Le programme de l’après-midi continue sans pause : nous faisons des tests de personnalité, nous essayons du matériel militaire, testons des fusils d’assaut et regardons différents types de chars. À la fin, nous recevons des astuces pour améliorer notre score lors du recrutement grâce à l’application développée par l’armée.
Des modèles de service pour une vraie égalité
Dans le train du retour, je suis un peu fatiguée de cette expédition dans un monde parallèle. C’est surtout l’argument de l’égalité qui me taraude : les femmes membres de l’armée avec qui j’ai discuté ont des approches différentes des devoirs des femmes. Pour beaucoup d’entre elles, il est important de montrer qu’elles peuvent en faire autant que les hommes en pénétrant dans un domaine plutôt masculin. À l’armée, les droits et les devoirs sont les mêmes pour tout le monde – les femmes doivent toutefois en faire dix fois plus pour recevoir la même reconnaissance, m’a-t-on souvent dit aujourd’hui.
“La sécurité est aussi une affaire de femmes”, ce slogan du DDPS est omniprésent lors de cette journée. Il nous occupait déjà avant, car il passe sous silence le fait que les femmes contribuent déjà fortement à notre sécurité grâce au travail de care non-payé. Par ailleurs, il semble illusoire de parler des mêmes droits et devoirs dans un pays où les hommes gagnent toujours 2,5 % de plus que les femmes, et ce sans raison, où toutes les trois semaines, une femmes est tuée par un homme et que seules 10 des 100 plus grandes entreprises sont dirigées par des femmes.

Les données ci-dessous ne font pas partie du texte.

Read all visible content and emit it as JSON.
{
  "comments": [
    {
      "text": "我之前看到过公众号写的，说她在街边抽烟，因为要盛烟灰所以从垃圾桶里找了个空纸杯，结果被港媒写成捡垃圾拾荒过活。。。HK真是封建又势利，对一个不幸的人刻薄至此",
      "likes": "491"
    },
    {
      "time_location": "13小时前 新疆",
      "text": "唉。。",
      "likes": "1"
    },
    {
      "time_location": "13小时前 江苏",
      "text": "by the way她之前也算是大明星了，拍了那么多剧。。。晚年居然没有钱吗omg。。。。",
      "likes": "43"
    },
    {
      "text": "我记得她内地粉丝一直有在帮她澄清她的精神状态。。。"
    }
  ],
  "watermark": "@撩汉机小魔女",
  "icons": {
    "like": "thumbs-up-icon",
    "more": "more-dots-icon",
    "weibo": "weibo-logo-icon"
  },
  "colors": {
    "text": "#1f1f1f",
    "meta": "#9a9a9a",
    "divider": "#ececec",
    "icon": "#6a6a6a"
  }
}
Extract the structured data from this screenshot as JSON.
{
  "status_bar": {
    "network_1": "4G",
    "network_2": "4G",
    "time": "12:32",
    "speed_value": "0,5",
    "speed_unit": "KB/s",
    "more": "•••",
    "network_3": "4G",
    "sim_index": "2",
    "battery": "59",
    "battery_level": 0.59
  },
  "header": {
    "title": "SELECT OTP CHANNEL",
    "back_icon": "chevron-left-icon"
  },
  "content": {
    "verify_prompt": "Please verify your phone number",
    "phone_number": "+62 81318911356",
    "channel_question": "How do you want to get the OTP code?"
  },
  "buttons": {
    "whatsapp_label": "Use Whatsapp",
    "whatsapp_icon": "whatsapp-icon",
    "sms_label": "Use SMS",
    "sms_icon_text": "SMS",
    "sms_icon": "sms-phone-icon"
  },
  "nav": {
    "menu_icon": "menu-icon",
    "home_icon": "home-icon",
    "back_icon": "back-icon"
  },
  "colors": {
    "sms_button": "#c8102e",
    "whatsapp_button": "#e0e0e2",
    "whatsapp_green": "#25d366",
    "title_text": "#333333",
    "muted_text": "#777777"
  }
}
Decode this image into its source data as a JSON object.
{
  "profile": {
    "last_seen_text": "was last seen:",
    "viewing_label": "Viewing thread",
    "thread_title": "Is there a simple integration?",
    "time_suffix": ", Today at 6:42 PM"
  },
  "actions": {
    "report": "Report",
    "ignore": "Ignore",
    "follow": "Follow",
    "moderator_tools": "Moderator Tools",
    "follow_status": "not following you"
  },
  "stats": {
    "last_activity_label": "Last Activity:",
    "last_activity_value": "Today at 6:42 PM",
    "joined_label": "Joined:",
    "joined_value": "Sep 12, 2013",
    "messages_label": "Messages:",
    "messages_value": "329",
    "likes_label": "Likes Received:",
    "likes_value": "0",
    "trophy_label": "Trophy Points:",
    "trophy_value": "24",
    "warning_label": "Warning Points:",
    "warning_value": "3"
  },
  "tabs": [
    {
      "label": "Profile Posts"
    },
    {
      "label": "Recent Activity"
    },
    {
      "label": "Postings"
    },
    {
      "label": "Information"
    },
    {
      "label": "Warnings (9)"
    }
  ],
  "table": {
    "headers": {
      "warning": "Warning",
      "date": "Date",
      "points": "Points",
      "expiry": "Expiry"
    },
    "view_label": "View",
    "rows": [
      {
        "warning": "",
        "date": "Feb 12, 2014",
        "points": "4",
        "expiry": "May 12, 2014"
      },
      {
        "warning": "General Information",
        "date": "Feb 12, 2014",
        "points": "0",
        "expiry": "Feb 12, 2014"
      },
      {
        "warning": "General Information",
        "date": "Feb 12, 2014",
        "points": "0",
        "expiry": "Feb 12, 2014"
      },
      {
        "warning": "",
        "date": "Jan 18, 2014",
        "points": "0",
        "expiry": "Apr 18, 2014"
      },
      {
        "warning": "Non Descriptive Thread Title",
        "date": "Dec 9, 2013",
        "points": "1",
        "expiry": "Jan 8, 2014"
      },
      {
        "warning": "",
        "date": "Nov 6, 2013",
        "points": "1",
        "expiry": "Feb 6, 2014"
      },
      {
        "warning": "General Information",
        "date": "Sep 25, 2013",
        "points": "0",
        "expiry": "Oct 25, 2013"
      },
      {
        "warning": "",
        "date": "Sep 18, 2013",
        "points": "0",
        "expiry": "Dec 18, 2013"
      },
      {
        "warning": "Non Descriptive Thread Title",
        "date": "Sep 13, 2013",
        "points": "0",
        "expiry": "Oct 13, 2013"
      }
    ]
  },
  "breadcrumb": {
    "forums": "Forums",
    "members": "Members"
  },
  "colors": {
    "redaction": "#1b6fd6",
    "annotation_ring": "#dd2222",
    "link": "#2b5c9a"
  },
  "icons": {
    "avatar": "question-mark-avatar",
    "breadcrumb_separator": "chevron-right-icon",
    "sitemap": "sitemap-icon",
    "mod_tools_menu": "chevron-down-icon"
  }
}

En tant que féministes et antimilitaristes, nous devons aller au-delà de la discussion sur les droits et devoirs. Car le patriarcat et le militarisme ne deviennent pas plus acceptables si les femmes y sont mieux représentées. Notre mouvement féministe s’engage pour une société plus juste et l’égalité, ce n’est pas forcer les femmes à aller à l’armée, c’est faire en sorte que les hommes ne soient plus forcés d’y aller. Pour le GSsA, il est donc clair que nous continuerons à nous battre contre toute contrainte lorsqu’il s’agit des femmes à l’armée.